The U.A.E.’s Central Bank will set a limit of an 18% APR on credit card interest and prohibit banks from unilateral fee hikes on existing customers, English-language Emirates 24|7 reported. (Arabic-language newspaper Al Khaleej originally published this news, citing an unnamed source connected to the central bank.)
Currently, “typical” interest rates can climb as high as 36% in the U.A.E., considerably higher than the roughly 15% U.S. consumers are charged on average. The cap and limits on fee increases are supposed to kick in this month, according to sources.
Interest rates in neighboring countries aren’t anywhere near this high; the U.A.E’.s banking industry blames the lack of a comprehensive credit bureau for the high APRs, saying that issuers have to charge everyone high interest as a risk premium.
The financial sector in many Middle Eastern countries follows Islamic Sharia principles, which prohibits lending with interest. Despite this, there is a fast-growing market of Sharia-compliant financial products, including credit cards. They’re structured differently than their Western counterparts, but cardholders still wind up paying more for the purchase price of an item if they choose to revolve a balance.

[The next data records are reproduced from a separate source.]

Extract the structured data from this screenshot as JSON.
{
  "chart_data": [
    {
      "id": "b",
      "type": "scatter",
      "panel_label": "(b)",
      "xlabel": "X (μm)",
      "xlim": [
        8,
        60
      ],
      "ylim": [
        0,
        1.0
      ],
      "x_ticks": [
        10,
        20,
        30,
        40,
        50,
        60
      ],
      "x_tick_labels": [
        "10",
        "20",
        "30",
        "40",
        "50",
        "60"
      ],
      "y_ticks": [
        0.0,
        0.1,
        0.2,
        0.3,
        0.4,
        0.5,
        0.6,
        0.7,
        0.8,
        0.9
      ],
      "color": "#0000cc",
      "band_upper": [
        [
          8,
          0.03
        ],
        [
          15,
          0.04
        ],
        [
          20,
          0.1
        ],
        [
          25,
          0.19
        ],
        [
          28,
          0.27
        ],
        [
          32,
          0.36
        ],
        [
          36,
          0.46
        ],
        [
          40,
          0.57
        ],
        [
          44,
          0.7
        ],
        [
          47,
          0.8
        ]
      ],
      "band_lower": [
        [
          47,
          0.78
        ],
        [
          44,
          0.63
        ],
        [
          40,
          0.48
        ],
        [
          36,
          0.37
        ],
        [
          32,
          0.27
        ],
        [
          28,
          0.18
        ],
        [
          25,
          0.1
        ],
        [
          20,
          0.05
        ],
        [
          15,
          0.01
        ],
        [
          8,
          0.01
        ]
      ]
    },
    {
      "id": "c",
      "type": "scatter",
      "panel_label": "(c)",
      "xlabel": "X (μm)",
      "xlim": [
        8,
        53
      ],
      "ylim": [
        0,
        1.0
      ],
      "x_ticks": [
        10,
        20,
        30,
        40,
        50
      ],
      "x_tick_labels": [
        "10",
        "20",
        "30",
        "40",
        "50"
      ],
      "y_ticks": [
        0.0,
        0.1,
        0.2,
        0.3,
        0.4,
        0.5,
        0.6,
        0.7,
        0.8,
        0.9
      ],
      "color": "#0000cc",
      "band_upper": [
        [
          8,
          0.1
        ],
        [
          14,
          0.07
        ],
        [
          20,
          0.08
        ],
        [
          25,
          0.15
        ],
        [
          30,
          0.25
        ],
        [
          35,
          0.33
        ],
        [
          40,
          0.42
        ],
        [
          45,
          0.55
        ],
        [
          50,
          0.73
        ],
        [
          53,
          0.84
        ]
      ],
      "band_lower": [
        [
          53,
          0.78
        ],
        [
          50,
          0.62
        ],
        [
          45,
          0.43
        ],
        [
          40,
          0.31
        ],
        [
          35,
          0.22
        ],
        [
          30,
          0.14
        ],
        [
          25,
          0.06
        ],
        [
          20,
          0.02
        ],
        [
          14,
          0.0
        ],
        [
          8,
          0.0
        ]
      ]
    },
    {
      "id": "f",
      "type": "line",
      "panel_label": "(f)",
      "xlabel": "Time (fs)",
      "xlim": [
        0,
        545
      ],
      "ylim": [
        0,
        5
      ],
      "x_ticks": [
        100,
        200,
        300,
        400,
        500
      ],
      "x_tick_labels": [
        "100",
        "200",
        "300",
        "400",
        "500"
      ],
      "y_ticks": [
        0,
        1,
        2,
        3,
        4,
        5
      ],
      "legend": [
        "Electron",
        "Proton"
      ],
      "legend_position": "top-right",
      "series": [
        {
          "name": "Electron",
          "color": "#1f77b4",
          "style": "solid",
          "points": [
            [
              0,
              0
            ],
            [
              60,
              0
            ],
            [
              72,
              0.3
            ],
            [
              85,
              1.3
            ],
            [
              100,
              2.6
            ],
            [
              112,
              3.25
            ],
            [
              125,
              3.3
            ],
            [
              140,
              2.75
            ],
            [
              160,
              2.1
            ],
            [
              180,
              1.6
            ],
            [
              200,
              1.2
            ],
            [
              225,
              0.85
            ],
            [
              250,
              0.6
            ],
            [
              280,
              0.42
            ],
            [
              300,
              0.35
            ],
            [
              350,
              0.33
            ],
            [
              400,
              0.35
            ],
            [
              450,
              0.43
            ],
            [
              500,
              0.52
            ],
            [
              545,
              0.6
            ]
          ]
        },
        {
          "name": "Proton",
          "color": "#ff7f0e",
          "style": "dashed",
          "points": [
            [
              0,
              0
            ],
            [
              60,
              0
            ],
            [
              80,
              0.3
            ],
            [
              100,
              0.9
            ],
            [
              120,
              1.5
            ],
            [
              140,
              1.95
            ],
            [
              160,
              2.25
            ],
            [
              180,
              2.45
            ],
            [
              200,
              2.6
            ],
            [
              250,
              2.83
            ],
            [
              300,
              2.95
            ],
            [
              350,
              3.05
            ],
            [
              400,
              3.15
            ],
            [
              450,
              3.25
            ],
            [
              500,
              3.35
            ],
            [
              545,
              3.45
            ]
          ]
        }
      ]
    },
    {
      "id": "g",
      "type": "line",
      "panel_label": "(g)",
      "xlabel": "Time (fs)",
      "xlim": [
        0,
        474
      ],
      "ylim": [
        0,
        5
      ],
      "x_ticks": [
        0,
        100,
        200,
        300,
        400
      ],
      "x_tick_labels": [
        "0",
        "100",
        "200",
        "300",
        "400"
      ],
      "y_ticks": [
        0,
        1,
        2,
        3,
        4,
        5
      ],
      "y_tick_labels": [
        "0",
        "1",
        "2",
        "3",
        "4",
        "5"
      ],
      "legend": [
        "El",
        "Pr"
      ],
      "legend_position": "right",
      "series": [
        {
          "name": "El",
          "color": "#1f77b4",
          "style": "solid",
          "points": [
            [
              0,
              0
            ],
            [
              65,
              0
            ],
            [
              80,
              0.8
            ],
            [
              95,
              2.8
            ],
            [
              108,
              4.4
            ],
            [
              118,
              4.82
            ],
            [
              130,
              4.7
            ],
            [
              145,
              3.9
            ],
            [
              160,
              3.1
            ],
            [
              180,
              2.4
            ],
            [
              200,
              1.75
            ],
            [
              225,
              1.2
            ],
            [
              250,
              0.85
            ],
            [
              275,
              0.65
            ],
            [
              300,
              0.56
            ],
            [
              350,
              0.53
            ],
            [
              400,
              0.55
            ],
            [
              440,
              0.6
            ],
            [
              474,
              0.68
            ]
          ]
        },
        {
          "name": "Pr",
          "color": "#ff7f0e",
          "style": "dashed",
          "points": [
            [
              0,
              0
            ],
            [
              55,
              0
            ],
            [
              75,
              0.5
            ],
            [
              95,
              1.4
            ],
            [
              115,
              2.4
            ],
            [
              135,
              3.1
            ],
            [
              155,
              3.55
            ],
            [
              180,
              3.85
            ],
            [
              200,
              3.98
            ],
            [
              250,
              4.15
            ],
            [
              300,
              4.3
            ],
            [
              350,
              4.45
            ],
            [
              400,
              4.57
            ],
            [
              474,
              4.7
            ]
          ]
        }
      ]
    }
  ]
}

Emirates 24|7 also details other sketchy practices that have led to consumer complaints, such as insuring a credit account against default — and then charging the cardholder for the insurance. It also said at least one issuer implemented an “early repayment fee” that was the equivalent of the interest the cardholder would have to pay over the life of the loan if they kept paying it off in installments.
The central bank was prompted to act after growing complaints from customers about arbitrary fee increases and punishingly high interest rates. Many of the consumers who become trapped in a cycle of debt are immigrants who don’t understand how complicated — and draconian — these contracts can be, an investigation by the New York Times found. When these customers get in over their heads, they can be thrown in jail as punishment, although this doesn’t erase their debt.
Obviously, American consumers don’t have it this tough, but many people still feel victimized by credit card companies. The CARD Act was created in 2009, but it deliberately left out a rate cap. Should the U.S. follow the U.A.E.’s lead and cap credit card APRs, too?